HEADERS = {"Authorization": "Bearer your-token"}

# Navigate to a page
httpx.post(f"{BASE}/navigate", json={"url": "https://example.com"}, headers=HEADERS)

# Get only interactive elements to keep tokens low
snapshot = httpx.get(f"{BASE}/snapshot?filter=interactive&format=compact", headers=HEADERS)
refs = snapshot.json()

# Click a button by its ref
httpx.post(f"{BASE}/action", json={"kind": "click", "ref": "e5"}, headers=HEADERS)

# Read the result
text = httpx.get(f"{BASE}/text", headers=HEADERS)
print(text.text)

Node refs are stable within a snapshot. After a click that loads a new page, take a fresh snapshot—refs on the new page are independent. For pages that update without a full load (React, Vue SPAs), use ?diff=true to see what changed rather than re-fetching the whole tree.
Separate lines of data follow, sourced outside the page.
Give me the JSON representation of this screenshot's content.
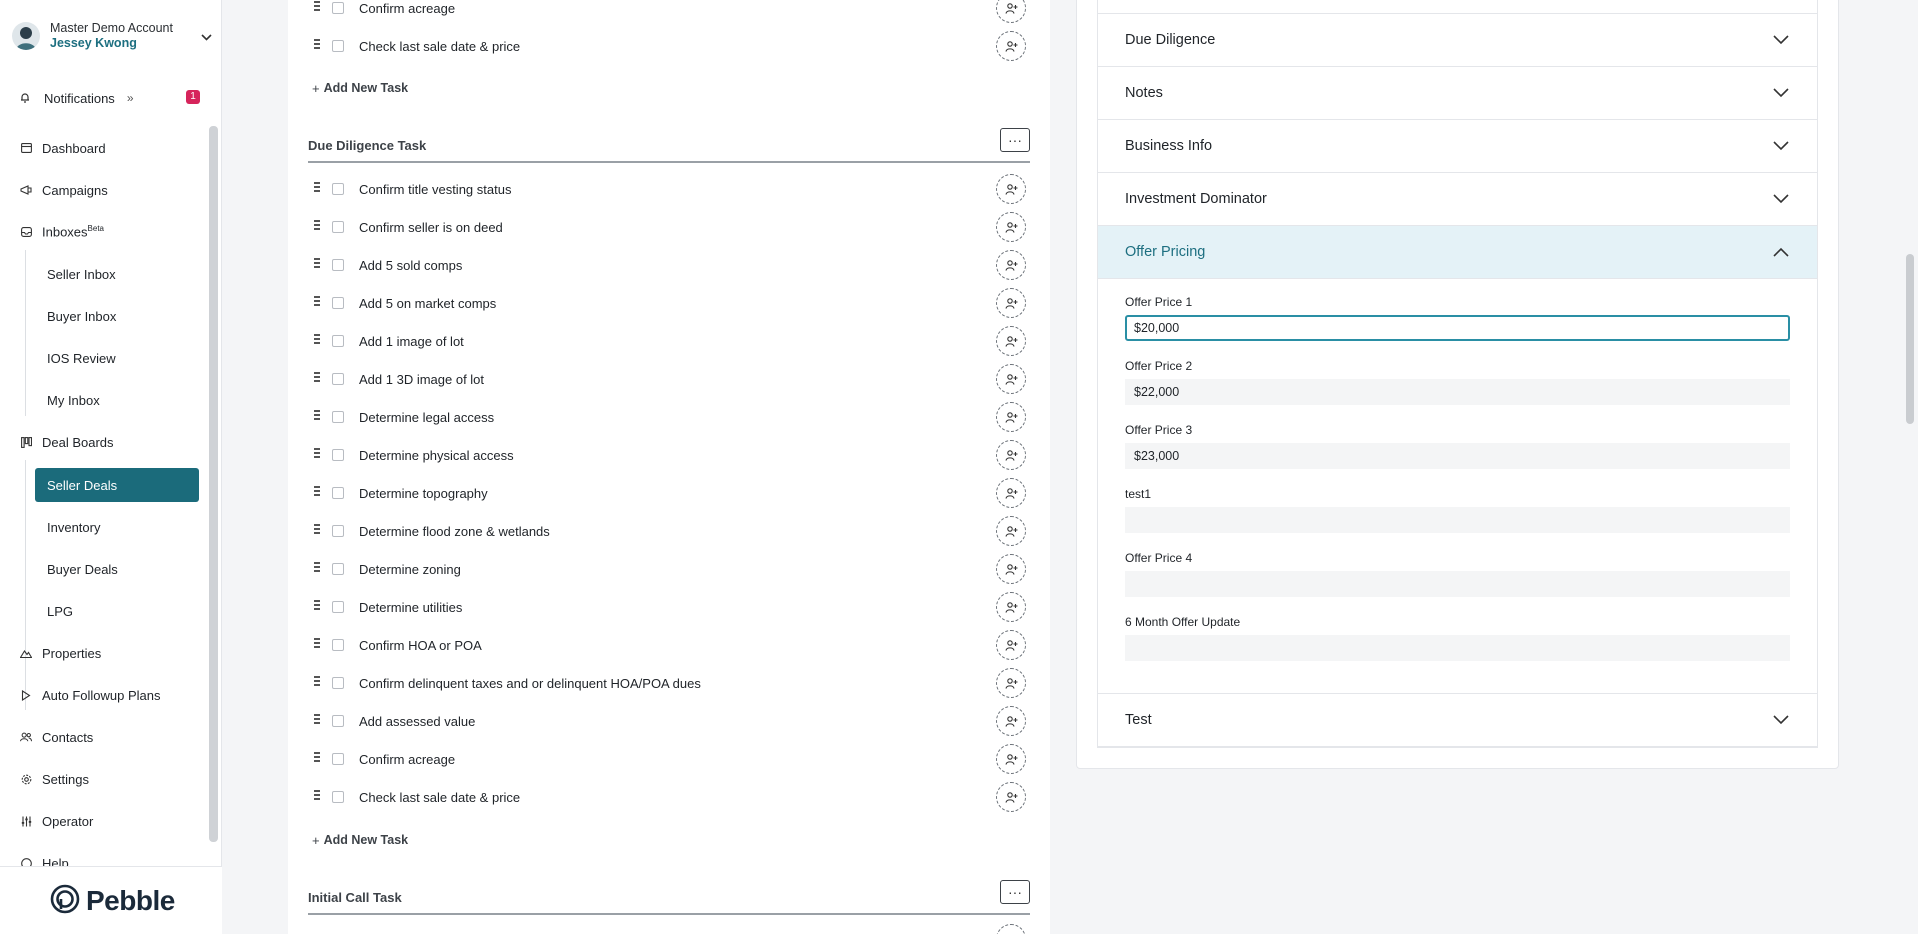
{
  "account": {
    "name": "Master Demo Account",
    "user": "Jessey Kwong"
  },
  "notifications": {
    "label": "Notifications",
    "count": "1"
  },
  "nav": {
    "dashboard": "Dashboard",
    "campaigns": "Campaigns",
    "inboxes": "Inboxes",
    "inboxes_tag": "Beta",
    "seller_inbox": "Seller Inbox",
    "buyer_inbox": "Buyer Inbox",
    "ios_review": "IOS Review",
    "my_inbox": "My Inbox",
    "deal_boards": "Deal Boards",
    "seller_deals": "Seller Deals",
    "inventory": "Inventory",
    "buyer_deals": "Buyer Deals",
    "lpg": "LPG",
    "properties": "Properties",
    "auto_followup": "Auto Followup Plans",
    "contacts": "Contacts",
    "settings": "Settings",
    "operator": "Operator",
    "help": "Help"
  },
  "brand": {
    "logo_text": "Pebble"
  },
  "tasks": {
    "top_rows": [
      "Confirm acreage",
      "Check last sale date & price"
    ],
    "add_new_task": "Add New Task",
    "due_diligence": {
      "title": "Due Diligence Task",
      "rows": [
        "Confirm title vesting status",
        "Confirm seller is on deed",
        "Add 5 sold comps",
        "Add 5 on market comps",
        "Add 1 image of lot",
        "Add 1 3D image of lot",
        "Determine legal access",
        "Determine physical access",
        "Determine topography",
        "Determine flood zone & wetlands",
        "Determine zoning",
        "Determine utilities",
        "Confirm HOA or POA",
        "Confirm delinquent taxes and or delinquent HOA/POA dues",
        "Add assessed value",
        "Confirm acreage",
        "Check last sale date & price"
      ]
    },
    "initial_call": {
      "title": "Initial Call Task"
    }
  },
  "details": {
    "sections": {
      "due_diligence": "Due Diligence",
      "notes": "Notes",
      "business_info": "Business Info",
      "investment_dominator": "Investment Dominator",
      "offer_pricing": "Offer Pricing",
      "test": "Test"
    },
    "offer_fields": {
      "offer_price_1_label": "Offer Price 1",
      "offer_price_1_value": "$20,000",
      "offer_price_2_label": "Offer Price 2",
      "offer_price_2_value": "$22,000",
      "offer_price_3_label": "Offer Price 3",
      "offer_price_3_value": "$23,000",
      "test1_label": "test1",
      "test1_value": "",
      "offer_price_4_label": "Offer Price 4",
      "offer_price_4_value": "",
      "six_month_label": "6 Month Offer Update",
      "six_month_value": ""
    }
  },
  "colors": {
    "accent": "#1b6b7b",
    "badge": "#d6245b",
    "section_open_bg": "#e4f2f7"
  }
}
For multi-agent setups where several agents share a browser instance, use tab locking:

# Lock tab 1 for exclusive use
curl -X POST localhost:9867/tab/lock -d '{"tabId": 1}'

# ... do your work ...

# Release it
curl -X POST localhost:9867/tab/unlock -d '{"tabId": 1}'

When it fits well

Pinchtab is a good fit for agents that need to browse the web but don’t need to be tightly coupled to a browser testing framework. Specifically:

  • Web scraping and content monitoring at any scale
  • Form automation (sign-ups, data entry, multi-step workflows)
  • Authenticated scraping after a one-time login setup
  • Agents running in bash scripts, Go programs, or any language with HTTP support
  • Setups where you want to switch between different agent frameworks without changing browser integration

It’s not the right tool for pixel-accurate visual testing (Playwright is better there), or for sites where the accessibility tree is sparse or unreliable. Some single-page apps built with custom components don’t expose much useful ARIA data, and a full screenshot becomes the more practical option.

Getting started

# Docker (easiest, no Chrome install needed)
docker run -d \
  -p 127.0.0.1:9867:9867 \
  --security-opt seccomp=unconfined \
  -e BRIDGE_TOKEN=your-secret-token \
  -e BRIDGE_HEADLESS=true \
  pinchtab/pinchtab:latest

curl -H "Authorization: Bearer your-secret-token" http://localhost:9867/health

# Build from source (requires Go 1.25+ and Chrome installed)
git clone https://github.com/pinchtab/pinchtab.git
cd pinchtab
go build -o pinchtab .
BRIDGE_HEADLESS=true BRIDGE_TOKEN=your-secret-token ./pinchtab

The GitHub repo has an OpenClaw skill that can install and configure Pinchtab automatically if you’re using an agent that supports skills.


Pinchtab is MIT licensed. Source on GitHub.